Our free Poetry Contest is accepting entries through March 1, 2021. We asked past Poetry Contest winners to answer either or both of these questions: How has your writing changed during the pandemic? How have you stayed creative?
Lori Powell won the 2013 Poetry Contest with “To the Bird that Wakes Me,” which begins,
Beyond my window,
a stairway floats in the trees.
Three notes up, three down:
your song at first light
climbs to unlock the morning.
Lori wrote this:
“The biggest challenge for me creatively during the pandemic has been the narrowing of my world. I ended up not embracing this new state of being exactly, but trying to use it, to explore it. I will be forever grateful that I shared the first two months of quarantine with the perfect teacher for this creative venture: my six-month-old grandson, who was exploring himself and his world with an energy that ranged from delight and wonder to frustration and fury. As much as possible, I joined him. I tried to really pay attention to sights and sounds and people, to take nothing for granted, and to carry this renewed sensory connection, this focus on the small and the extraordinary-ordinary, into my life and poetry. The pandemic built walls, but attention is boundless.”

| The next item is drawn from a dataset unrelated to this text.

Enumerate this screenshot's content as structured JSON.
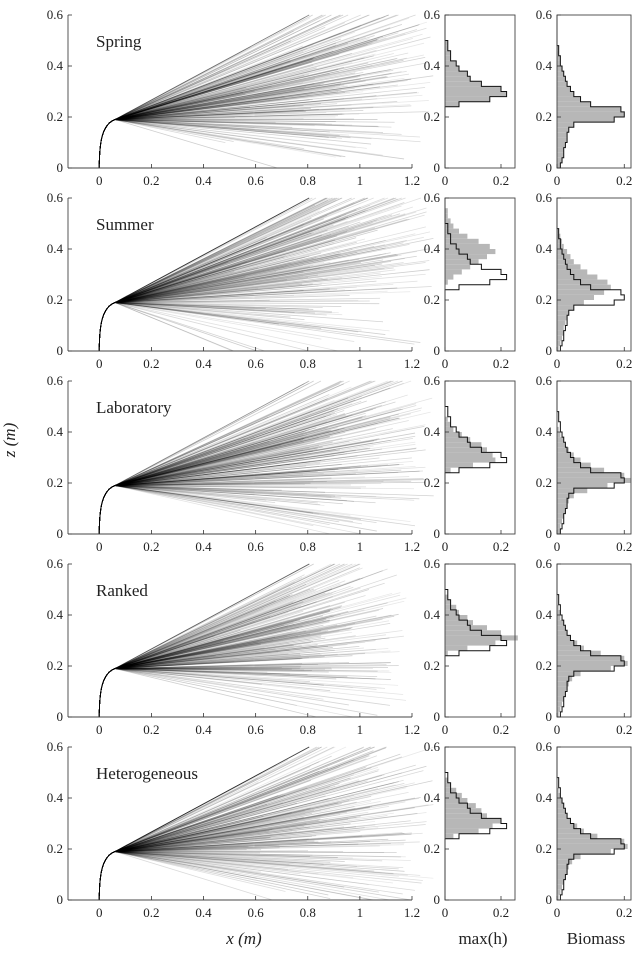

Joseph Ross won the 2012 Poetry Contest with “If Mamie Till Was the Mother of God,” which includes these lines:
No one would wear cotton
clothing, every cotton field
would be burned in praise
of fourteen
year-old boys
and their teeth.
Here is what Joseph wrote about being creative now:
“These days, I teach facing a computer screen instead of facing humans. Just as it has for many people, the Covid-19 pandemic has upended many of my daily routines. However, there is one routine I’ve deepened, not changed. I need solitude more than ever these days and since moving to Washington, D.C., more than 20 years ago, I have found it at Rock Creek Park. In the pre-pandemic world, I would find my way to Rock Creek Park at least once a week, sometimes more often. Whether to read at a picnic table or hike toward Pulpit Rock, the park offers me its silence, stillness, and solitude. During the pandemic, I find I need those offerings more than ever. These practices: silence, stillness, and solitude are essential for my well-being and my writing.”
Dave Eberhardt won the 2020 Poetry Contest with “After ‘Blade Runner 2049’ and Anton Webern ‘Piano Variations’- Op 27 / Ruhig, fliessend,” which begins…
Your code is to sing the following tone row:
Pale grave stones the color of Indian Pipe…
“Soundless as dots on a disc of snow”
Dave wrote this about being creative now:
…I seem to be getting more interesting dreams — very few pleasant — with recurring not so poetic themes — often concerning important life turning points — moving to a new house, starting a school year, etc.
I think visuals have played a greater role during the pandemic, altho they always have — that is bits of movies or TV — bits from HLN’s true crimes channel or how it really happened with serial killers or from the Discovery Channel re catching drug smugglers or monster fish.
…At 79 one does wonder about being written out — as with maybe Wordsworth, or Rimbaud — who else. I am not worried about that — since I am finding shorter poems all the time — some very local — e.g., “For animal trapped inside/ call 311.”